Mississippi, as a very conservative and tax-adverse state, has so far done nothing, instead allowing hospitals that care for Medicaid populations to fall into insolvency largely over unpaid Medicaid charges. The state government is considering action, with all the urgency of a bunch of frat boys moving to complain that the kitchen sink is running hot and cold Budweiser.
Our dear Governor, Haley Barbour, favors the bed tax. Key members of the state legislature favor cigarette or alcohol taxes. Unfortunately, there is a standoff because neither side will support the other's proposal. Private hospitals are lobbying legislators against the bed tax, because they only see a small number of Medicaid patients (less than 5%) and would rather do without the Medicaid than pay a new tax. The governor is against the cigarette tax, probably for two reasons: (1) He made a fortune as a Washington lobbyist before becoming governor and doesn't want to burn old bridges by offending the tobacco industry; and (2) he is angling for a cabinet-level appointment should John McCain win the presidency in the fall and doesn't want a tax hike on his record. (For the record, the cigarette tax in Mississippi is 18 cents a pack.)
So while these two groups selfishly duke it out over Medicaid funding, hospitals that provide care to the poor suffer with unpaid Medicare bills. A few weeks ago, the public hospital in Natchez declared bankruptcy. Another hospital in the Mississippi Delta is considering defaulting on its bonds. A third, in Hattiesburg, declared a $32 million loss last year and instituted wage cuts and layoffs. That Hattiesburg hospital may also be looking at bankruptcy.
This is the human suffering political stubborness has wrought. The standoff between the Governor and the Legislature is like two groups of sailors on a sinking ship arguing whether they should use plastic or metal buckets to bail the water. They posture while several of the state's most important hospitals go down to the bottom.

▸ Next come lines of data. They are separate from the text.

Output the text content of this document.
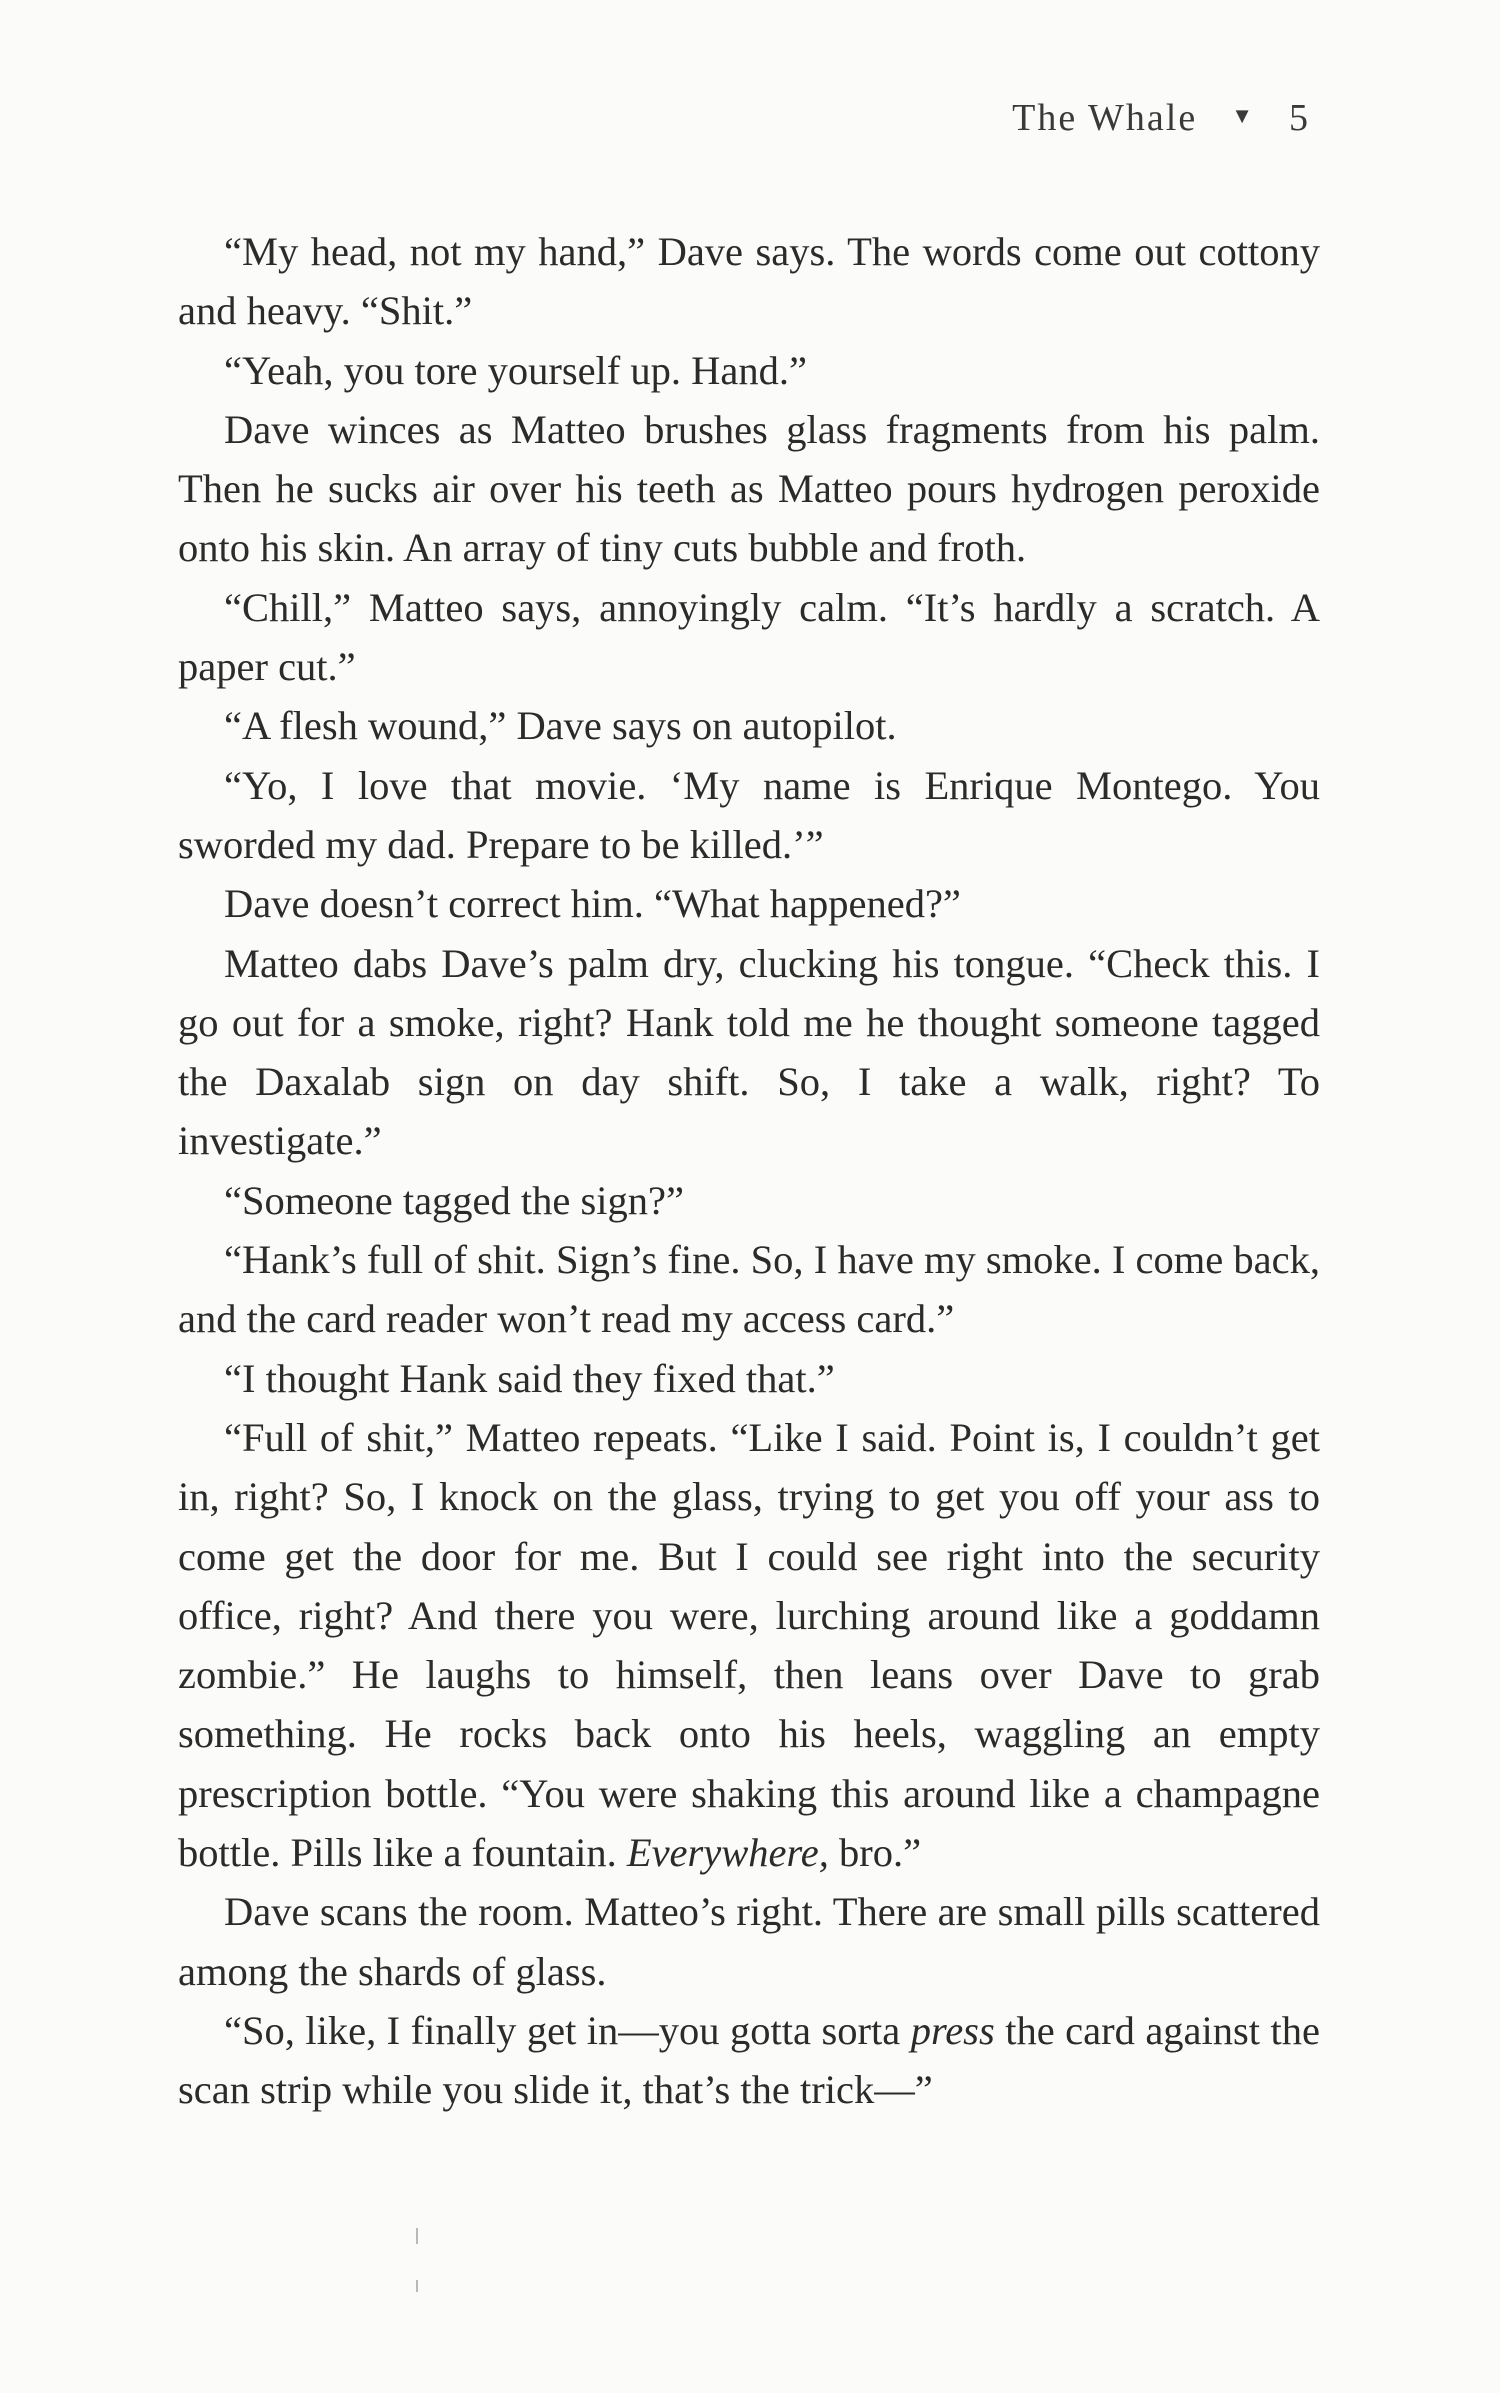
The Whale ▼ 5

“My head, not my hand,” Dave says. The words come out cottony and heavy. “Shit.”

“Yeah, you tore yourself up. Hand.”

Dave winces as Matteo brushes glass fragments from his palm. Then he sucks air over his teeth as Matteo pours hydrogen peroxide onto his skin. An array of tiny cuts bubble and froth.

“Chill,” Matteo says, annoyingly calm. “It’s hardly a scratch. A paper cut.”

“A flesh wound,” Dave says on autopilot.

“Yo, I love that movie. ‘My name is Enrique Montego. You sworded my dad. Prepare to be killed.’”

Dave doesn’t correct him. “What happened?”

Matteo dabs Dave’s palm dry, clucking his tongue. “Check this. I go out for a smoke, right? Hank told me he thought someone tagged the Daxalab sign on day shift. So, I take a walk, right? To investigate.”

“Someone tagged the sign?”

“Hank’s full of shit. Sign’s fine. So, I have my smoke. I come back, and the card reader won’t read my access card.”

“I thought Hank said they fixed that.”

“Full of shit,” Matteo repeats. “Like I said. Point is, I couldn’t get in, right? So, I knock on the glass, trying to get you off your ass to come get the door for me. But I could see right into the security office, right? And there you were, lurching around like a goddamn zombie.” He laughs to himself, then leans over Dave to grab something. He rocks back onto his heels, waggling an empty prescription bottle. “You were shaking this around like a champagne bottle. Pills like a fountain. Everywhere, bro.”

Dave scans the room. Matteo’s right. There are small pills scattered among the shards of glass.

“So, like, I finally get in—you gotta sorta press the card against the scan strip while you slide it, that’s the trick—”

The worst part is that, with the 80% match, a dollar raised for Medicaid results in a $4 bonanza for the state. If I could find an investment that yielded a 4 to 1 return, I would be hocking the hubcaps on my car for investment money. It is irresponsible that our representatives in Jackson would jeopardize one of the largest industries in the state for their own political gain.

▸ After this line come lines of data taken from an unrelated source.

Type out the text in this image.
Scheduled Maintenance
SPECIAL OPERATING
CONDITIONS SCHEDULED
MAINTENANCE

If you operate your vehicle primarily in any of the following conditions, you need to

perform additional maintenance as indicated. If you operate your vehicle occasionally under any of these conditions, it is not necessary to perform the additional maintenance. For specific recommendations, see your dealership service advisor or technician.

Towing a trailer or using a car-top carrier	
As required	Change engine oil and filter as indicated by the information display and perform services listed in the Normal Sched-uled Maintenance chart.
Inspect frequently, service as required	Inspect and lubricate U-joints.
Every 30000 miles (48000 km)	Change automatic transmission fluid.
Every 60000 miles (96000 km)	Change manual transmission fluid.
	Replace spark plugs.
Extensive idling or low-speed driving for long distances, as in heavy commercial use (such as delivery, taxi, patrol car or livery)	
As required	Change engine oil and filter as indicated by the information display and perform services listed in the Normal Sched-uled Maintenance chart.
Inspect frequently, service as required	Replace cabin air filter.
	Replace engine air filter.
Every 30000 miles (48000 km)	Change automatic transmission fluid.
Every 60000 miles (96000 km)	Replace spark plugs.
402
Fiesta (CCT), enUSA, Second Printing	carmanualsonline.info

And by the way, the standoff also hurts patients, and their access to quality medical care. But I forget myself. This is Mississippi. We don't give a damn about the poor.
Last night, the Medicaid funding bill died in committee on the last day of the legislative sesson. One of the main discrepancies that prevented its passage is a debate over Medicaid renewal. The governor, and many legislators, believe all Medicaid patients should be required to renew in person, at a face-to-face interview. This is only required in Mississippi and in one other state, New York. The other 48 states allow renewal by mail. The face-to-face interview is supposed to prevent fraud, though there is no hard data to show that it does.

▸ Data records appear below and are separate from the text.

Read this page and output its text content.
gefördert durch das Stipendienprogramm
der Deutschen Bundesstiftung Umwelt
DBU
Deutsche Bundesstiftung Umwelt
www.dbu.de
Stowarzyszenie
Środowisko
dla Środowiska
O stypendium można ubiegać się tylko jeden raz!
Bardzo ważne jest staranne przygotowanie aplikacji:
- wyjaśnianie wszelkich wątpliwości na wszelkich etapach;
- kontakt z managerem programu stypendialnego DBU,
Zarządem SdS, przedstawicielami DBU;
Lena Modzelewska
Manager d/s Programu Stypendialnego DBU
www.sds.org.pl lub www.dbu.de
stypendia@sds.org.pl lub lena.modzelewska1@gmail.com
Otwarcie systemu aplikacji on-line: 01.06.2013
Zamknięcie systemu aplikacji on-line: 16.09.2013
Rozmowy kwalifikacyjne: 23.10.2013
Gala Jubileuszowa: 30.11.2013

At any rate, it is discouraging that funding for the entire Medicaid bill is being held hostage to a single issue. My own opinion is that face-to-face interviews are not necessary; Medicaid payments are made directly to doctors and hospitals and never to patients, so true fraud is probably rare. Regardless, why delay payments to cash-starved hospitals over a procedural matter? The face-to-face issue can always be tackled later.
In Absentia
I apologize for the scarcity of posts as of late. Don't blame it on me, blame it on Uncle Sam; I have been doing my taxes. A few times I have been tempted to post about the injustices of the tax code, but I try to keep whining off my blog.
I know, I am only partly successful with that.
I have several chapters of the Blistering coming, and hope to say something about health care reform in the presidential election. But not before April 15. Happy Tax Day.